À la tête de chaque groupement politique se situe un amenokal (détenteur du tambour symbolisant le commandement), dont la fonction est plus juridique que coercitive. La colonisation française a solidifié cette fonction : soit en lui attribuant davantage de prérogatives (prélèvement de l’impôt, fonctions de nature répressive), soit en destituant les opposants au profit de collaborateurs exploitant ce facteur historique pour affirmer leurs ambitions personnelles.

Actuellement, les Touaregs (le terme est d’origine arabe ; sing. Targui ; fém. Targuiat) sont objets d’assimilation aux structures nationales issues des indépendances respectives. Cette politique d’intégration dépend de la nature des structures sociales des nations au sein desquelles ils évoluent.

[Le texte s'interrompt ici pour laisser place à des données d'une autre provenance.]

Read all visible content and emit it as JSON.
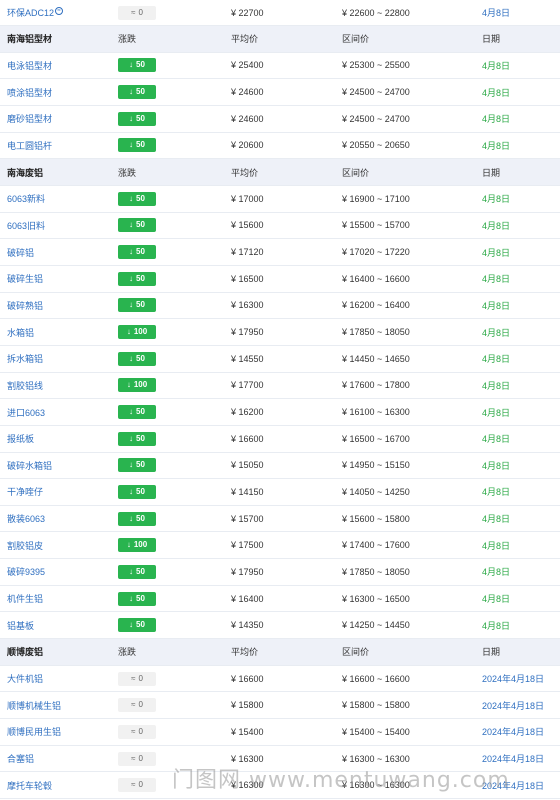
{
  "headers": {
    "change": "涨跌",
    "avg": "平均价",
    "range": "区间价",
    "date": "日期"
  },
  "top_row": {
    "name": "环保ADC12",
    "change": "0",
    "avg": "¥ 22700",
    "range": "¥ 22600 ~ 22800",
    "date": "4月8日"
  },
  "sections": [
    {
      "title": "南海铝型材",
      "rows": [
        {
          "name": "电泳铝型材",
          "change": "50",
          "dir": "down",
          "avg": "¥ 25400",
          "range": "¥ 25300 ~ 25500",
          "date": "4月8日"
        },
        {
          "name": "喷涂铝型材",
          "change": "50",
          "dir": "down",
          "avg": "¥ 24600",
          "range": "¥ 24500 ~ 24700",
          "date": "4月8日"
        },
        {
          "name": "磨砂铝型材",
          "change": "50",
          "dir": "down",
          "avg": "¥ 24600",
          "range": "¥ 24500 ~ 24700",
          "date": "4月8日"
        },
        {
          "name": "电工圆铝杆",
          "change": "50",
          "dir": "down",
          "avg": "¥ 20600",
          "range": "¥ 20550 ~ 20650",
          "date": "4月8日"
        }
      ]
    },
    {
      "title": "南海废铝",
      "rows": [
        {
          "name": "6063新料",
          "change": "50",
          "dir": "down",
          "avg": "¥ 17000",
          "range": "¥ 16900 ~ 17100",
          "date": "4月8日"
        },
        {
          "name": "6063旧料",
          "change": "50",
          "dir": "down",
          "avg": "¥ 15600",
          "range": "¥ 15500 ~ 15700",
          "date": "4月8日"
        },
        {
          "name": "破碎铝",
          "change": "50",
          "dir": "down",
          "avg": "¥ 17120",
          "range": "¥ 17020 ~ 17220",
          "date": "4月8日"
        },
        {
          "name": "破碎生铝",
          "change": "50",
          "dir": "down",
          "avg": "¥ 16500",
          "range": "¥ 16400 ~ 16600",
          "date": "4月8日"
        },
        {
          "name": "破碎熟铝",
          "change": "50",
          "dir": "down",
          "avg": "¥ 16300",
          "range": "¥ 16200 ~ 16400",
          "date": "4月8日"
        },
        {
          "name": "水箱铝",
          "change": "100",
          "dir": "down",
          "avg": "¥ 17950",
          "range": "¥ 17850 ~ 18050",
          "date": "4月8日"
        },
        {
          "name": "拆水箱铝",
          "change": "50",
          "dir": "down",
          "avg": "¥ 14550",
          "range": "¥ 14450 ~ 14650",
          "date": "4月8日"
        },
        {
          "name": "割胶铝线",
          "change": "100",
          "dir": "down",
          "avg": "¥ 17700",
          "range": "¥ 17600 ~ 17800",
          "date": "4月8日"
        },
        {
          "name": "进口6063",
          "change": "50",
          "dir": "down",
          "avg": "¥ 16200",
          "range": "¥ 16100 ~ 16300",
          "date": "4月8日"
        },
        {
          "name": "报纸板",
          "change": "50",
          "dir": "down",
          "avg": "¥ 16600",
          "range": "¥ 16500 ~ 16700",
          "date": "4月8日"
        },
        {
          "name": "破碎水箱铝",
          "change": "50",
          "dir": "down",
          "avg": "¥ 15050",
          "range": "¥ 14950 ~ 15150",
          "date": "4月8日"
        },
        {
          "name": "干净喹仔",
          "change": "50",
          "dir": "down",
          "avg": "¥ 14150",
          "range": "¥ 14050 ~ 14250",
          "date": "4月8日"
        },
        {
          "name": "散装6063",
          "change": "50",
          "dir": "down",
          "avg": "¥ 15700",
          "range": "¥ 15600 ~ 15800",
          "date": "4月8日"
        },
        {
          "name": "割胶铝皮",
          "change": "100",
          "dir": "down",
          "avg": "¥ 17500",
          "range": "¥ 17400 ~ 17600",
          "date": "4月8日"
        },
        {
          "name": "破碎9395",
          "change": "50",
          "dir": "down",
          "avg": "¥ 17950",
          "range": "¥ 17850 ~ 18050",
          "date": "4月8日"
        },
        {
          "name": "机件生铝",
          "change": "50",
          "dir": "down",
          "avg": "¥ 16400",
          "range": "¥ 16300 ~ 16500",
          "date": "4月8日"
        },
        {
          "name": "铝基板",
          "change": "50",
          "dir": "down",
          "avg": "¥ 14350",
          "range": "¥ 14250 ~ 14450",
          "date": "4月8日"
        }
      ]
    },
    {
      "title": "顺博废铝",
      "rows": [
        {
          "name": "大件机铝",
          "change": "0",
          "dir": "flat",
          "avg": "¥ 16600",
          "range": "¥ 16600 ~ 16600",
          "date": "2024年4月18日"
        },
        {
          "name": "顺博机械生铝",
          "change": "0",
          "dir": "flat",
          "avg": "¥ 15800",
          "range": "¥ 15800 ~ 15800",
          "date": "2024年4月18日"
        },
        {
          "name": "顺博民用生铝",
          "change": "0",
          "dir": "flat",
          "avg": "¥ 15400",
          "range": "¥ 15400 ~ 15400",
          "date": "2024年4月18日"
        },
        {
          "name": "合塞铝",
          "change": "0",
          "dir": "flat",
          "avg": "¥ 16300",
          "range": "¥ 16300 ~ 16300",
          "date": "2024年4月18日"
        },
        {
          "name": "摩托车轮毂",
          "change": "0",
          "dir": "flat",
          "avg": "¥ 16300",
          "range": "¥ 16300 ~ 16300",
          "date": "2024年4月18日"
        }
      ]
    }
  ],
  "watermark": "门图网 www.mentuwang.com",
  "colors": {
    "down": "#29b44f",
    "flat": "#f1f1f1",
    "link": "#2f6fc0",
    "date_green": "#29a844",
    "header_bg": "#eef1f8"
  },
  "icons": {
    "down": "arrow-down-icon",
    "flat": "approx-icon"
  }
}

Bien que les Touaregs possèdent une unité culturelle certaine et une unité linguistique quelquefois érodée, l’affirmation de leur ethnicité est fortement entravée, voire combattue. Le processus de sédentarisation implique la perte des activités pastorales au profit des activités agricoles.

Les Touaregs étaient autrefois réputés pillards et guerriers. Aujourd’hui, ce sont, sauf cas particuliers, de paisibles pasteurs à la recherche de faméliques pâturages et sujets à la destruction, dont le processus est accéléré par la sécheresse et la famine qui sévissent depuis 1969. Qu’en adviendra-t-il ?

(Cette analyse a fait abstraction des quelques Touaregs libyens et tchadiens.)

A. B.

➙ Berbères / Sahara.

 F. J. Rennell, People of the Veil (Londres, 1926 ; nouv. éd., Oosterhout, 1966). / J. Nicolaisen, Ecology and Culture of the Pastoral Tuareg (Copenhague, 1963). / Boubou Hama, Recherches sur l’histoire des Touaregs sahariens et soudanais (Présence africaine, 1967). / M. Krebser et F. de Cesco, Touareg. Nomades du Sahara (Hachette, 1971).